Nemmeno Bruce Springsteen nella sua fase redneck era più noioso dei Fontaines D.C. nella loro fase rappresentanti d’istituto. Più le riviste di settore cercano di convincermi che questi dublinesi sono i principali protagonisti del rinascimento post-punk, più mi convinco che questo rinascimento esiste solo nella testa di chi riesce a trovare elettrizzanti i dischi di band che hanno imparato a suonare il basso imitando gli Interpol, invece che qualcuno con un briciolo - il minimo essenziale, proprio - di groove.

I Fontaines D.C. sarebbero una di quelle band da perculare in malo modo, sfoderando il peggio del proprio sarcasmo, come del resto ho fatto nella recensione del loro primo disco (una porcheria di rara bruttezza). Ma voglio andare a fondo della questione, perché non è umanamente possibile trovare eccitanti dischi come questo. Non ci sto, non sono io che ho gusti diversi, siete voi che state sbagliando e avete dei gusti di merda.
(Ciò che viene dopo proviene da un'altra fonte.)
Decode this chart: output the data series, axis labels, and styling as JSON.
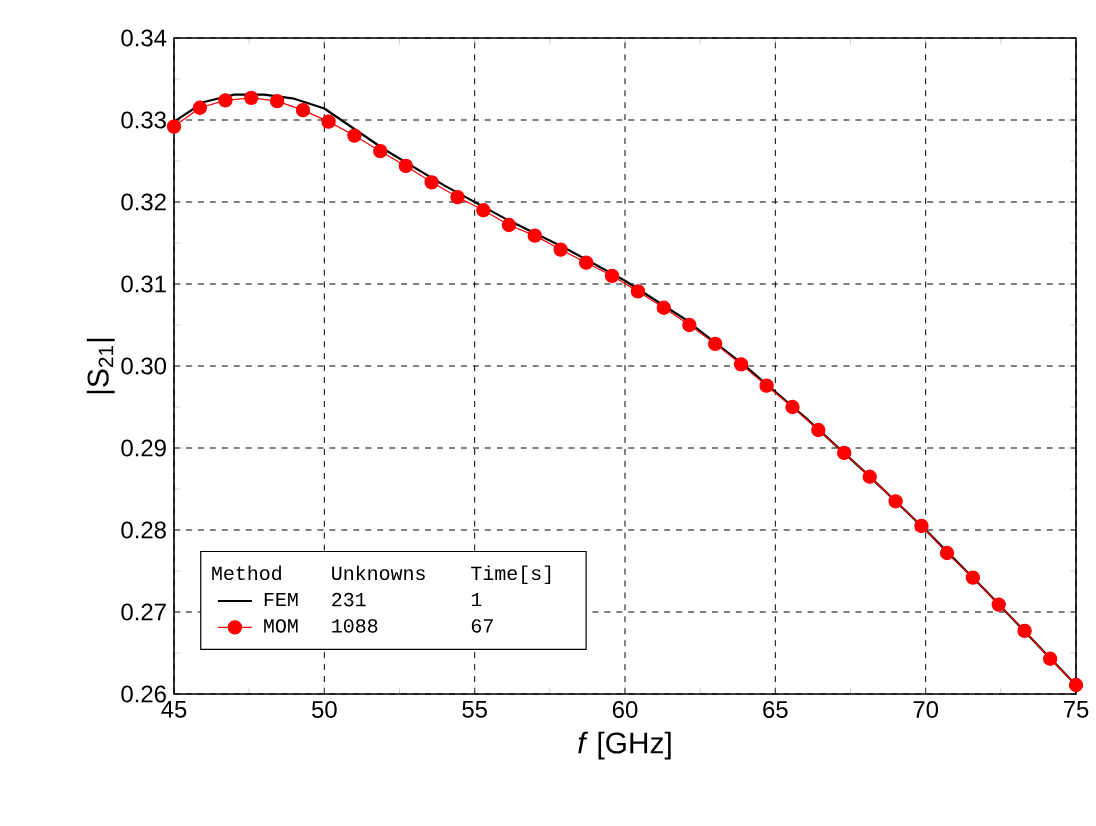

Sia chiaro che gli Interpol, il basso, lo sapevano suonare, e quel minimalismo dritto era il frutto di una scelta estetica e politica, militante. Era il suono di New York nel vuoto di ground zero.

Invece questi sono di Dublino, una città di birraioli inebetiti. Se sei di Dublino, e che cazzo, come puoi sperare di comunicarmi qualcosa se metti un basso mononota e una chitarra stupida che lo segue pedissequamente? E se la batteria ci sale in groppa sorniona e idiota e tu ci canti sopra con una voce nasale che fa venire lo schittone ai ratti? E lo sai che cosa me ne frega dei testi “arrabbiati”, “insoddisfatti”, “punk”? Lo stesso che frega a te di fare una musica che non sia derivativa come i miei coglioni, e quindi niente. Che cosa vuoi dirmi? Che ti manca la figa, il lavoro, la playstation, la droga? Metti giù gli strumenti e fai qualcosa di concreto, che ne so, prendi un volo e vai in Erasmus, scappa: se a vent'anni stai qui a lamentarti su questa musica che è più vecchia del nonno di tuo nonno quando già era in pensione, stai solo buttando via tempo e opportunità, senza contare lo sfracellamento di coglioni che produci in chi ti ascolta.

Questo disco è la morte della gioventù, la morte dello spirito, mi fa quasi dare ragione agli scopati che ogni tanto scrivono “la trap fa il culo al rock” per racimolare due views e un’intervista con un rapper strafatto di codeina. Tenetevi pure queste band del cazzo, questo suono cupo da cantina, queste canzoni inibite e impostate. Avete ottant’anni, e non all’anagrafe, ma nel cuore, e la cosa triste è che vi credete degli eterni “adolescenti dentro”. Ma stocazzo.